As health and safety regulations continue to be flouted in the industrial sector, largely avoidable accidents continue to claim precious lives, and accountability is rarely demanded in the aftermath. The tragic accident that took place yesterday when a fire broke out in a fabric factory at Karim Park on Ravi Road, Lahore, killed three labourers, and the cause of the fire was stated to be a short-circuit.

This is just another amongst a string of similar accidents this year, as three major incidents of fire in garment and tyre factories occurred in Karachi in June 2016, causing losses of millions and also exposing the limitations of emergency response in the metropolitan. The fire brigade battled the flames for 24 hours before they were finally extinguished.

It was hoped that the Baldia Town massacre that devastated hundreds of families on September 12, 2012 would press the authorities to ensure the safety of their labourers and follow regulations to avoid future accidents.

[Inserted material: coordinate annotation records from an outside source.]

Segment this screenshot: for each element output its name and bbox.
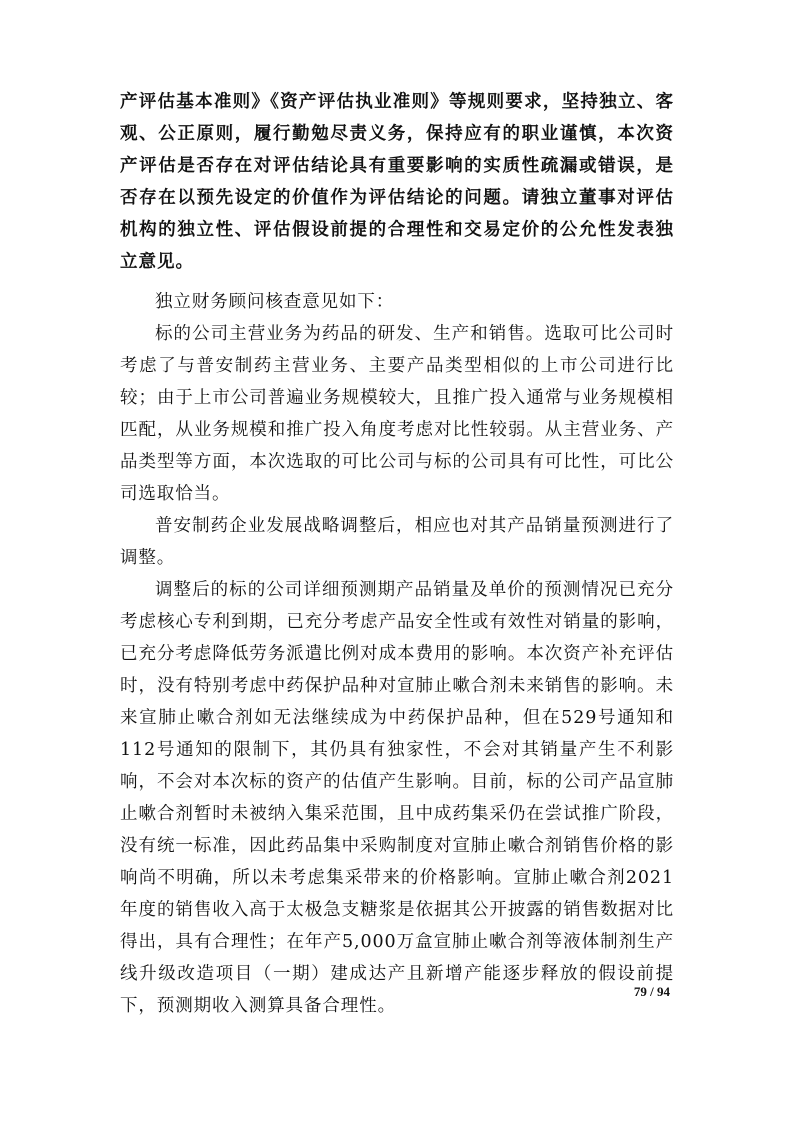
- comparable-companies-paragraph: 标的公司主营业务为药品的研发、生产和销售。选取可比公司时考虑了与普安制药主营业务…: [120, 318, 674, 510]
- paragraph-gap: [120, 278, 674, 286]
- page-number: 79 / 94: [610, 984, 670, 1000]
- advisor-opinion-heading: 独立财务顾问核查意见如下：: [120, 286, 674, 318]
- question-continuation-paragraph: 产评估基本准则》《资产评估执业准则》等规则要求，坚持独立、客观、公正原则，履行勤…: [120, 86, 674, 278]
- document-page: 产评估基本准则》《资产评估执业准则》等规则要求，坚持独立、客观、公正原则，履行勤…: [0, 0, 793, 1122]
- strategy-adjustment-paragraph: 普安制药企业发展战略调整后，相应也对其产品销量预测进行了调整。: [120, 510, 674, 574]
- page-content: 产评估基本准则》《资产评估执业准则》等规则要求，坚持独立、客观、公正原则，履行勤…: [120, 86, 674, 1022]
- forecast-analysis-paragraph: 调整后的标的公司详细预测期产品销量及单价的预测情况已充分考虑核心专利到期，已充分…: [120, 574, 674, 1022]
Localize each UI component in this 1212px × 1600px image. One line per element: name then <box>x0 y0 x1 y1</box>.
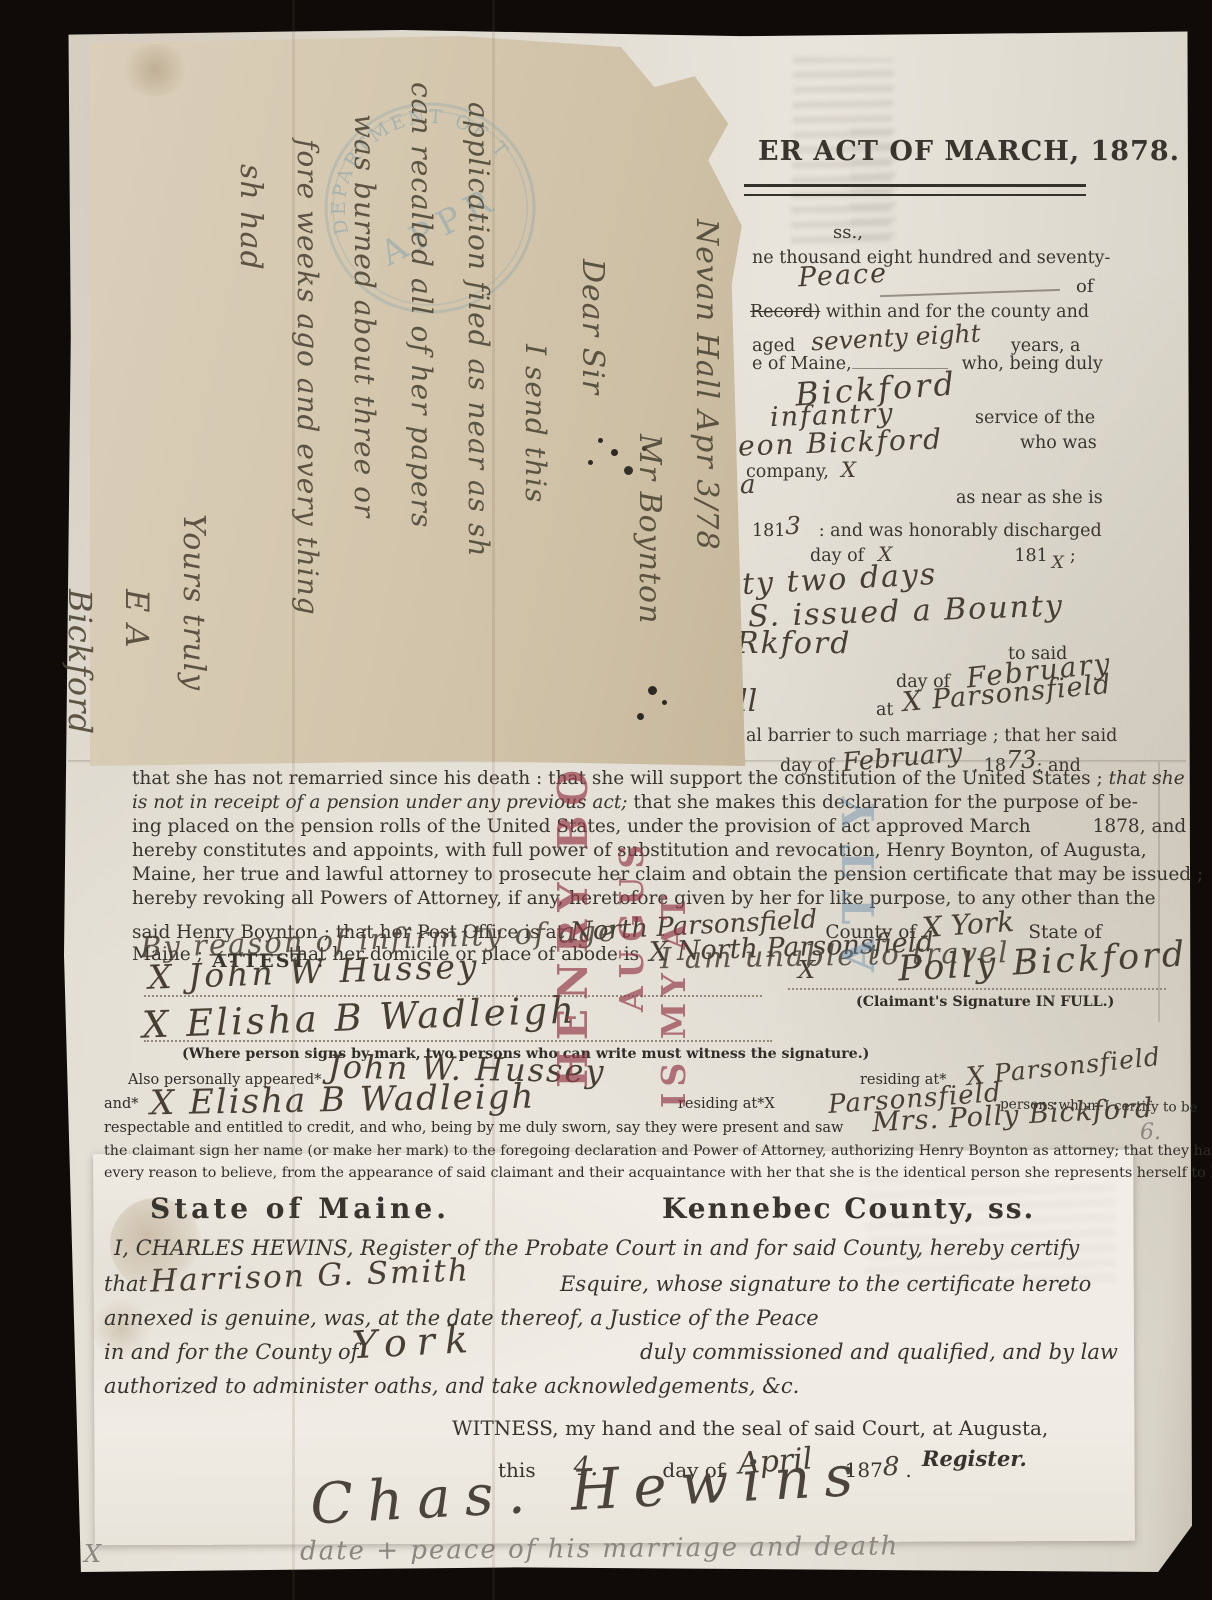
cert-line: duly commissioned and qualified, and by … <box>640 1340 1118 1364</box>
form-line-aged: agedseventy eightyears, a <box>752 328 1081 357</box>
hw-peace: Peace <box>797 258 889 294</box>
cert-line: Esquire, whose signature to the certific… <box>560 1272 1091 1296</box>
hw-a: a <box>740 470 756 500</box>
photograph-backdrop: ER ACT OF MARCH, 1878. ss., ne thousand … <box>0 0 1212 1600</box>
attorney-blue-stamp: ATTY <box>834 682 885 972</box>
letter-line: application filed as near as sh <box>450 102 507 744</box>
claimant-signature-caption: (Claimant's Signature IN FULL.) <box>856 994 1114 1010</box>
form-text: 1878, and <box>1093 816 1187 837</box>
signature-line <box>788 988 1166 990</box>
form-line-record: Record) within and for the county and <box>750 302 1089 322</box>
form-text: company, <box>746 462 829 482</box>
form-text-italic: that she <box>1109 768 1185 789</box>
letter-line: was burned about three or <box>336 114 393 744</box>
form-title: ER ACT OF MARCH, 1878. <box>758 136 1180 167</box>
form-text: . <box>905 1458 911 1482</box>
hw-rkford: Rkford <box>736 626 851 661</box>
letter-line: fore weeks ago and every thing <box>279 139 336 744</box>
form-line-asnear: as near as she is <box>956 488 1103 508</box>
also-appeared-line: respectable and entitled to credit, and … <box>104 1120 843 1136</box>
pencil-note-bottom: date + peace of his marriage and death <box>300 1531 899 1566</box>
form-text: 181 <box>752 521 785 541</box>
is-my-attorney-stamp: IS MY AT <box>654 764 693 1108</box>
letter-line: sh had <box>222 164 279 744</box>
title-rule <box>744 184 1086 196</box>
form-text: who, being duly <box>962 354 1103 374</box>
also-appeared-line: and* <box>104 1096 139 1112</box>
letter-line: Mr Boynton <box>621 434 678 744</box>
struck-word: Record) <box>750 302 820 322</box>
cert-line: in and for the County of <box>104 1340 358 1364</box>
also-appeared-line: the claimant sign her name (or make her … <box>104 1143 1212 1159</box>
hw-digit: 3 <box>785 512 800 540</box>
letter-line: Yours truly <box>165 514 222 744</box>
cert-state-heading: State of Maine. <box>150 1192 450 1225</box>
form-text: aged <box>752 336 795 356</box>
letter-line: Dear Sir <box>564 259 621 744</box>
letter-line: I send this <box>507 344 564 744</box>
hw-x-mark: X <box>841 458 856 482</box>
form-line-whowas: who was <box>1020 433 1097 453</box>
form-text: ; <box>1070 546 1076 566</box>
cert-county-heading: Kennebec County, ss. <box>662 1192 1035 1225</box>
cert-line: authorized to administer oaths, and take… <box>104 1374 799 1398</box>
hw-witness2-name: X Elisha B Wadleigh <box>150 1077 536 1124</box>
register-label: Register. <box>922 1446 1027 1471</box>
cert-witness-clause: WITNESS, my hand and the seal of said Co… <box>452 1416 1048 1440</box>
form-text: : and was honorably discharged <box>819 521 1102 541</box>
form-text: years, a <box>1011 336 1081 356</box>
form-line-1813: 1813: and was honorably discharged <box>752 514 1102 542</box>
hw-year-digit: 8 <box>883 1452 900 1482</box>
form-text: e of Maine, <box>752 354 852 374</box>
cert-line: that <box>104 1272 147 1296</box>
letter-line: E A Bickford <box>51 589 165 744</box>
pencil-mark: 6. <box>1140 1120 1161 1145</box>
hw-x-mark: X <box>1052 553 1064 573</box>
also-appeared-line: every reason to believe, from the appear… <box>104 1165 1212 1181</box>
fold-crease <box>1158 762 1160 1022</box>
letter-line: can recalled all of her papers <box>393 82 450 744</box>
letter-line: Nevan Hall Apr 3/78 <box>678 219 735 744</box>
form-line-service: service of the <box>975 408 1095 428</box>
claimant-x-mark: X <box>798 956 815 984</box>
form-text: 181 <box>1014 546 1047 566</box>
letter-handwriting: Nevan Hall Apr 3/78 Mr Boynton Dear Sir … <box>51 44 735 744</box>
cert-line: I, CHARLES HEWINS, Register of the Proba… <box>114 1236 1079 1260</box>
form-line-ss: ss., <box>833 222 863 243</box>
hw-county-name: York <box>351 1317 479 1368</box>
form-line-company: company,X <box>746 458 856 482</box>
pencil-x-mark: X <box>84 1540 101 1568</box>
form-line-of: of <box>1076 276 1094 297</box>
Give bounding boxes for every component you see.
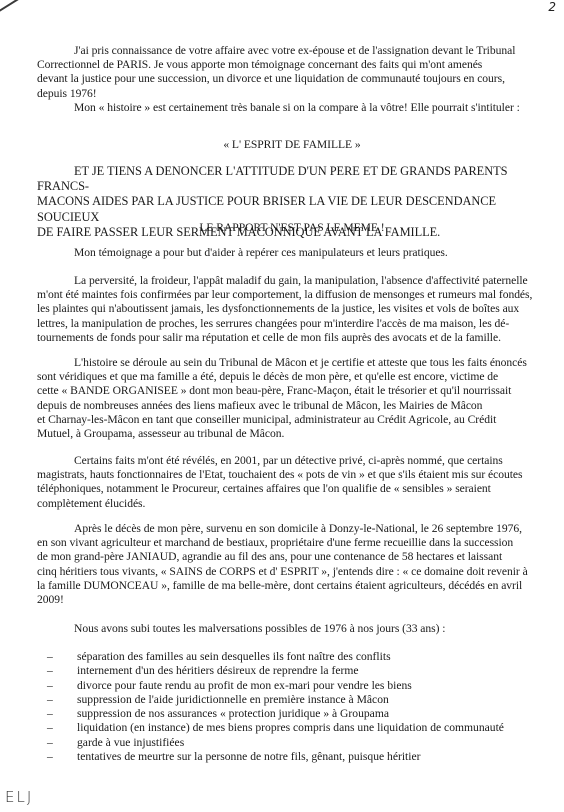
dash-bullet-icon: – [47,721,53,735]
denounce-line-1: ET JE TIENS A DENONCER L'ATTITUDE D'UN P… [37,164,547,194]
malversations-intro: Nous avons subi toutes les malversations… [37,622,547,636]
history-line-5: et Charnay-les-Mâcon en tant que conseil… [37,413,547,427]
intro-section: J'ai pris connaissance de votre affaire … [37,44,547,115]
letter-subtitle: LE RAPPORT N'EST PAS LE MEME ! [37,221,547,235]
malversations-intro-section: Nous avons subi toutes les malversations… [37,622,547,636]
perversity-line-4: lettres, la manipulation de proches, les… [37,317,547,331]
list-item: –séparation des familles au sein desquel… [47,650,547,664]
dash-bullet-icon: – [47,650,53,664]
list-item-text: séparation des familles au sein desquell… [77,650,391,663]
list-item-text: internement d'un des héritiers désireux … [77,664,359,677]
list-item: –garde à vue injustifiées [47,736,547,750]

The fire that ravaged the textile factory complex in the commercial hub of Karachi killed almost 300 workers trapped behind locked emergency exits and raised alarm not just in Pakistan but within the international community, highlighting Pakistan’s faltering industrial economy. It was Pakistan’s worst industrial accident, according to official reports and it came just hours after another fire, at a shoe factory in Lahore that killed at least 25.

About 20.1% of the 58.4 million strong labour force is involved in industry. Yet the conditions under which Pakistan's blue-collar labour works are not only miserable but also at a complete mercy of trade unions who ensure that their woes are addressed regarding everything from healthcare to maintenance of infrastructure of the factories. Small business owners have no guidance or awareness from the government authorities and they function largely on their own initiatives without a system of check and balance. They must be empowered to plan better so such fatal accidents are avoided at all costs.